With growing demand, in 2021 the number of finance providers also started to expand. Until very recently, there had only been a handful of credible lenders of PE-focused NAV financings. That small group, including 17Capital, has worked with sponsors to develop NAV-financing structures and terms. The lender group is now seemingly expanding, as insurance providers and direct lenders see the benefits of entering a growing market.
Emad clarifies: “The rapid growth of the NAV finance market, and the arrival of more providers, demonstrates that this is a tool that should be in every manager’s financial toolkit. This need for financial flexibility is heightened when you consider that the average private equity buyout fund now has an average life of over 15 years and the overall industry is sitting on an unprecedented $5tn in unrealized NAV. At 17Capital, we have seen record deal flow through the pandemic and closed deals of approximately $2.8 billion in 2021. The vast majority of these deals involved managers among the top 100 global private equity managers by size, and two transactions were closed with top ten managers, demonstrating the level of growing demand in the market by some of the largest managers.”
As we enter 2022, we expect that the NAV market will become ever more mainstream.
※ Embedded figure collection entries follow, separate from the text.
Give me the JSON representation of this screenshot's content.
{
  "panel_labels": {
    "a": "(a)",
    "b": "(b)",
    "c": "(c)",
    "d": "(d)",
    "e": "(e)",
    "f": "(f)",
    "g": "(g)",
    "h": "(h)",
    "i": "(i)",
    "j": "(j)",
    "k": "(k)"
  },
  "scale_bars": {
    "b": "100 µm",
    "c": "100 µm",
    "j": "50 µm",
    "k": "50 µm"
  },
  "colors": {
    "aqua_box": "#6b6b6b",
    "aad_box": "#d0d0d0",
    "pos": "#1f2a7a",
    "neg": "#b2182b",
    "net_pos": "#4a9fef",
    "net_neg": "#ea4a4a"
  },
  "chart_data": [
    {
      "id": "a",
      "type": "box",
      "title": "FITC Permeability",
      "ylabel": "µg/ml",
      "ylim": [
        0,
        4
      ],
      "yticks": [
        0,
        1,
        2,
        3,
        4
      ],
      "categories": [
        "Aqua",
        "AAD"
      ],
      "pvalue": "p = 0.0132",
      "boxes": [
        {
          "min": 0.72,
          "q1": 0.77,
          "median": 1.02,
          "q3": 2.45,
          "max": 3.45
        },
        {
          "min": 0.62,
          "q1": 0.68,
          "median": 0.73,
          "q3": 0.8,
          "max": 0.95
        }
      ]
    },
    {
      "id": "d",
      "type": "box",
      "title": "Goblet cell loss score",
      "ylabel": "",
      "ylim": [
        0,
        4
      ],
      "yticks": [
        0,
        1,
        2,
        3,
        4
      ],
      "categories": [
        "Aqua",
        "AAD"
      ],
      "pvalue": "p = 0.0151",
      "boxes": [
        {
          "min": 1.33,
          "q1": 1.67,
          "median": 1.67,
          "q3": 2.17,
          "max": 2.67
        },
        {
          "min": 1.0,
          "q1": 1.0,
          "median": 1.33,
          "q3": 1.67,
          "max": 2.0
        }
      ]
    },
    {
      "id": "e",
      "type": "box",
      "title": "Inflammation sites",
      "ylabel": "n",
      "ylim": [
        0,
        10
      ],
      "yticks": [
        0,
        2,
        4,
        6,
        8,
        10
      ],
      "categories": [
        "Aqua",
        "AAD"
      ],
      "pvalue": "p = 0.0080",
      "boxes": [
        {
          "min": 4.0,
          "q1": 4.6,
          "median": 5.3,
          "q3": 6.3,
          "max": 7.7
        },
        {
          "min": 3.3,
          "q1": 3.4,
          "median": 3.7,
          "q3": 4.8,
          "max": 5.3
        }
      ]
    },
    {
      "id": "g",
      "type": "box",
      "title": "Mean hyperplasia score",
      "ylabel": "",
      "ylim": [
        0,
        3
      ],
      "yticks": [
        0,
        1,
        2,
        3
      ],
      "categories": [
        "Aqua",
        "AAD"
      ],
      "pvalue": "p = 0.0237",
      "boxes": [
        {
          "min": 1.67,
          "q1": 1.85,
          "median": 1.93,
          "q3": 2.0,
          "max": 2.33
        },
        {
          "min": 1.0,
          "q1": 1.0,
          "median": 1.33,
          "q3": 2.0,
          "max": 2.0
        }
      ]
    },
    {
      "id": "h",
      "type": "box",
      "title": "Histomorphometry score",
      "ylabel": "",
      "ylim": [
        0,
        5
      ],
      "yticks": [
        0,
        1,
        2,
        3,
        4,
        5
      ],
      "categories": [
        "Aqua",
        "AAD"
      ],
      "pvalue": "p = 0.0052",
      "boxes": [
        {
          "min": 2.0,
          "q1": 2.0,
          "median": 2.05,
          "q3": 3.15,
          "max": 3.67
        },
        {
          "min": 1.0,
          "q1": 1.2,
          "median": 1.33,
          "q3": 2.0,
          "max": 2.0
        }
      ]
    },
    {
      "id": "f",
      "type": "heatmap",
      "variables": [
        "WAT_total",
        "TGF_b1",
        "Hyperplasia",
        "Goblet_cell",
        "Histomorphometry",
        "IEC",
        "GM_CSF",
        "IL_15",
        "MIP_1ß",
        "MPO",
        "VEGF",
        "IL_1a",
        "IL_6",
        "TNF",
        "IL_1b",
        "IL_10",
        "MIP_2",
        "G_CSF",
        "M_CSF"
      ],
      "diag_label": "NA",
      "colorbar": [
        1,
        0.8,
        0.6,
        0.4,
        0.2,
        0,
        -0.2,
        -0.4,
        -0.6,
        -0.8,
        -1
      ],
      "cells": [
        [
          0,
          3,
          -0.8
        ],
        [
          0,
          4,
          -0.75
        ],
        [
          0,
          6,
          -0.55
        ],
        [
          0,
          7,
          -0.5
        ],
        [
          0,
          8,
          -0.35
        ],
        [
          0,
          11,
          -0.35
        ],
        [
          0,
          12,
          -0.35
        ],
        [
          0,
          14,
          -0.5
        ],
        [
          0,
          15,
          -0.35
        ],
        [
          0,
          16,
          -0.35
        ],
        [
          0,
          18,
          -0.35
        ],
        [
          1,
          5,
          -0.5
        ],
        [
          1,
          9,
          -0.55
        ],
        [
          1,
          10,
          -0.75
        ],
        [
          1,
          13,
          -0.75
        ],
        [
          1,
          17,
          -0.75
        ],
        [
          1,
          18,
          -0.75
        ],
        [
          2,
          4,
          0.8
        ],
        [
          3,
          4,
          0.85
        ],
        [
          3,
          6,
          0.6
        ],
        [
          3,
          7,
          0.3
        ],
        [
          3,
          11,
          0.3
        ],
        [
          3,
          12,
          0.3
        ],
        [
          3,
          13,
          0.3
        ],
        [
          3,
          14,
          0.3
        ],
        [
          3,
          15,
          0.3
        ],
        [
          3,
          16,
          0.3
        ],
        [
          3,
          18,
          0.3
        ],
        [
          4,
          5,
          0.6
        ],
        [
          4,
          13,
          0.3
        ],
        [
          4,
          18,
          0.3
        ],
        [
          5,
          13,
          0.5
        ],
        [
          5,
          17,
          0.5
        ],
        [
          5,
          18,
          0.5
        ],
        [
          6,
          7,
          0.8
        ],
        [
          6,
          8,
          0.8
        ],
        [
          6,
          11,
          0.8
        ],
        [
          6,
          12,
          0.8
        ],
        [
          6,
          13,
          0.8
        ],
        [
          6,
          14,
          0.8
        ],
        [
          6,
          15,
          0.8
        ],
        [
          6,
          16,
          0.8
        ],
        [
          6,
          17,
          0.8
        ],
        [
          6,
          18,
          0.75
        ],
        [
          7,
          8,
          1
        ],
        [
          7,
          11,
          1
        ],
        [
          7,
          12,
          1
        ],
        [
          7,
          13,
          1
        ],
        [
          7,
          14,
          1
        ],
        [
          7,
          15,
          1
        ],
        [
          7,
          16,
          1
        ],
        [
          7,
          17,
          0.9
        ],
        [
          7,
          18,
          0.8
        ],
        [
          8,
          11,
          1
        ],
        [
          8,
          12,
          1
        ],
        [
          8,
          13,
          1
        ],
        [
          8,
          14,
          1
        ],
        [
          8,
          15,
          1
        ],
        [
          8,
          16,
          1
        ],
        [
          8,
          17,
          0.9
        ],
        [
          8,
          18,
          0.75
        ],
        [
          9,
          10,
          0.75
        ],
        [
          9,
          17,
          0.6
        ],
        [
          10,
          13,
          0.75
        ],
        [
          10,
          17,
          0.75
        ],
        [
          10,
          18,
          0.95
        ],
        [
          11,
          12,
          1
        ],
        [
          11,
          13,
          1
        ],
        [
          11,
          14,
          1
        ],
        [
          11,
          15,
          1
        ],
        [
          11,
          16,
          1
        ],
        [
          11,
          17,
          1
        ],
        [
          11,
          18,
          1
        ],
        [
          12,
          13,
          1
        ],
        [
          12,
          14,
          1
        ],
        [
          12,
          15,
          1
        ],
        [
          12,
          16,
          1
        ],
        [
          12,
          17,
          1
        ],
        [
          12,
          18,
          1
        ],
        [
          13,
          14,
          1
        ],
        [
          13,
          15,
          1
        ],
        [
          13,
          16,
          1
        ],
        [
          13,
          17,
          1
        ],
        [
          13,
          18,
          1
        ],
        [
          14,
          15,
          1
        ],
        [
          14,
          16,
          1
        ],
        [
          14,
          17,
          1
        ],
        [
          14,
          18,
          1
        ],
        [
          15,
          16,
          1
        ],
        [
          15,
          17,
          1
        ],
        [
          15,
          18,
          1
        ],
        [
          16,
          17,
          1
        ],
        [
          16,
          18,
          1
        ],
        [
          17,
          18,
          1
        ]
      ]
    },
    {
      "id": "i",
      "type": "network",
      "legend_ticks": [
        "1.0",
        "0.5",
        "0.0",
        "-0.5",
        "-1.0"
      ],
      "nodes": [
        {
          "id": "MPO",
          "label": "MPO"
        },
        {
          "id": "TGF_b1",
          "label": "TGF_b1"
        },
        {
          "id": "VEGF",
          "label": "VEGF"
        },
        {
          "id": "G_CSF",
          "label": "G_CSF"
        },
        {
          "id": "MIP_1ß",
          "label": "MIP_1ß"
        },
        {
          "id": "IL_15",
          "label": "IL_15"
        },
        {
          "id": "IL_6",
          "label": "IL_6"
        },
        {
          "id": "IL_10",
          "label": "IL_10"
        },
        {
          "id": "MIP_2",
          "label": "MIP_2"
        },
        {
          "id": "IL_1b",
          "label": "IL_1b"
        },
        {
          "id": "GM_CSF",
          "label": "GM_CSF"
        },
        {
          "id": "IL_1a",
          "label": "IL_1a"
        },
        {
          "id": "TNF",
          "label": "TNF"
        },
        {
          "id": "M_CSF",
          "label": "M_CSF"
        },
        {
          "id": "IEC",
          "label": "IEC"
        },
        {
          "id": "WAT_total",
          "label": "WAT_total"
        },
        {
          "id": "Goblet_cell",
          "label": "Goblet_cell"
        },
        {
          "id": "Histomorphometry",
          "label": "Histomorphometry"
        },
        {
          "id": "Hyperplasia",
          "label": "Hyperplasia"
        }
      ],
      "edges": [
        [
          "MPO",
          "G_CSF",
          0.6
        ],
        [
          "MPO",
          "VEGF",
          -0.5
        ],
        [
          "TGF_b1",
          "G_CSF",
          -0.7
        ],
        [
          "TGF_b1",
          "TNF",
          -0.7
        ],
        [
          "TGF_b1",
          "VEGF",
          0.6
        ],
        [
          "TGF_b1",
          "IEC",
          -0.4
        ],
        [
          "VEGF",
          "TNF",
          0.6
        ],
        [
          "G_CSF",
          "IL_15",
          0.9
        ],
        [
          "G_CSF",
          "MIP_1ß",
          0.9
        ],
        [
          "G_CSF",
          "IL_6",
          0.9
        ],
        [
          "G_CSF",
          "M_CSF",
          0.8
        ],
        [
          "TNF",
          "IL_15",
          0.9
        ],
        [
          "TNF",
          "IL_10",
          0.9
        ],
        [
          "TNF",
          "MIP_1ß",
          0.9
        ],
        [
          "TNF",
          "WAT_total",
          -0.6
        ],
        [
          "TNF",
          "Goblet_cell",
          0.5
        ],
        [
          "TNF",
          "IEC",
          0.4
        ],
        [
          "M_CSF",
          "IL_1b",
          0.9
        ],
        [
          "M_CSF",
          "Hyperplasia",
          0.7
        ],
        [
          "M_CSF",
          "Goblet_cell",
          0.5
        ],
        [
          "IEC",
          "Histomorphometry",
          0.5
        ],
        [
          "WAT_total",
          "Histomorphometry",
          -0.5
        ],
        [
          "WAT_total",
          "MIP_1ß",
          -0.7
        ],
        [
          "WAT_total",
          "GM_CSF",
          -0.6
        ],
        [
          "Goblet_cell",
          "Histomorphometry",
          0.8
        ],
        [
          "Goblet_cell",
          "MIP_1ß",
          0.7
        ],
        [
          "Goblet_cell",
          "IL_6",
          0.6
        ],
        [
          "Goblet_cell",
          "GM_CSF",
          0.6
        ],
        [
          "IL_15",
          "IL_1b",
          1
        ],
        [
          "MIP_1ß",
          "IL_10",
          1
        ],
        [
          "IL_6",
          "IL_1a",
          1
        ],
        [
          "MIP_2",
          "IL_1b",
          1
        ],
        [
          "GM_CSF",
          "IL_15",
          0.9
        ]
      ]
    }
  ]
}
While the product was originally developed in Europe, we expect it will be recognised and used more in the US. The anticipated increase in demand from borrowers is also expected to propel lenders such as credit funds and insurance providers to enter the market. That, in turn, may lead to structuring changes to the product, such as the use of ratings to help sell down of loans to insurance investors on a more favourable regulatory basis.
In conclusion, NAV facilities are here to stay and look set to become an essential part of sponsors’ toolkits for accessing liquidity. These are exciting times for the fund finance market.